In yet another example of how cyber crime is being perpetrated through Web 2.0 sites, this continues atrend previously scene on sites such as Digg.com and Facebook.
Says Jeremy Matthews, head of Panda’s sub-Saharan operations: “The comments are normally suggestive, claiming that the link will take users to a legal Web page with pornographic content. However, when users click the link, they are taken to a page that spoofs the original and which is really designed to download malware. On this page, users will be prompted to download a file in order to be able to view the video. If they take the bait, users will really be downloading a copy of the PrivacyCenter fake antivirus.”

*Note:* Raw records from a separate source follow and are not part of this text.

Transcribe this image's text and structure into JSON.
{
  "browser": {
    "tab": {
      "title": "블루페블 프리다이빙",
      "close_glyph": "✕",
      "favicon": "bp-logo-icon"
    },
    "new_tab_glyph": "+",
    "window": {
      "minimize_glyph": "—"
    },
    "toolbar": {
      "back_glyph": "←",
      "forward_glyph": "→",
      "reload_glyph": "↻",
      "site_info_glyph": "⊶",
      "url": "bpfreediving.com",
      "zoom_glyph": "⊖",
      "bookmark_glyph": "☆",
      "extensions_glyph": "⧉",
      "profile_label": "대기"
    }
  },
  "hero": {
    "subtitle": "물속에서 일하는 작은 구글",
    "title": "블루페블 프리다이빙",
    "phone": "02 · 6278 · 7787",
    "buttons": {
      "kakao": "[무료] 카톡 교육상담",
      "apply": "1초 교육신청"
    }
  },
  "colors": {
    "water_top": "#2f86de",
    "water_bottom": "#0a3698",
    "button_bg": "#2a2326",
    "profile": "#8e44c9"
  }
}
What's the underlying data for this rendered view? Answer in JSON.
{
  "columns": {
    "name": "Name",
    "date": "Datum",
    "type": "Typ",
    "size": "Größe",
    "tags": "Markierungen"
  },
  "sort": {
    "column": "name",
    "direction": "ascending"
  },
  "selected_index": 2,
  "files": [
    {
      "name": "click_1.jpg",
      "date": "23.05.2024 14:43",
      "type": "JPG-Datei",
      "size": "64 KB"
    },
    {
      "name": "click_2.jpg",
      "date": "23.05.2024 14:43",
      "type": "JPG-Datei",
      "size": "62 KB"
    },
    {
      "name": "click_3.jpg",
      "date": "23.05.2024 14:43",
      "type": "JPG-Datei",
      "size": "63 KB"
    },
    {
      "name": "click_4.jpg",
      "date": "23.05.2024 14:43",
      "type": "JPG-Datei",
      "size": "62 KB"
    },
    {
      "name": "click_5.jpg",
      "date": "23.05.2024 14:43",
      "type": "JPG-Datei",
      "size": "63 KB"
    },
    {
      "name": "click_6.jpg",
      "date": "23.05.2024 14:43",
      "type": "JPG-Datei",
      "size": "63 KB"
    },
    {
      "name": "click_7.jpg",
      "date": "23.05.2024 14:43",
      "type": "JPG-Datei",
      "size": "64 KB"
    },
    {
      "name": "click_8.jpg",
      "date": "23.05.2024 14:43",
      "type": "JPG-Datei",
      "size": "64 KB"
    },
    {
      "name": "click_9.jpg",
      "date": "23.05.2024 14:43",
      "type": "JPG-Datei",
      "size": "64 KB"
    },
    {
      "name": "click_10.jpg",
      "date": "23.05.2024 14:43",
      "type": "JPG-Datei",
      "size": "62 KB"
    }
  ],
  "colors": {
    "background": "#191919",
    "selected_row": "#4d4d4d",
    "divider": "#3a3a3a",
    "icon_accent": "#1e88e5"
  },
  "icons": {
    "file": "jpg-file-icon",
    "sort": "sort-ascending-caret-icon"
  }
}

The downloaded malware does a fake system scan, supposedly to detect other malware and viruses. It then offers an “upgrade” to the software in order to clean up the system, at a fee. The unwitting victim then pays for the software, which is effectively worthless.
“The technique of using malicious comments on YouTube is not new in itself but what’s alarming is the quantity of links we have detected pointing to the same webpage,” says Matthews. “This suggests that cyber-criminals are using automated tools to publish these comments.”
Users are warned to be cautious of any sites that purport to sell this software, or any software that is downloaded onto a user’s system without express consent.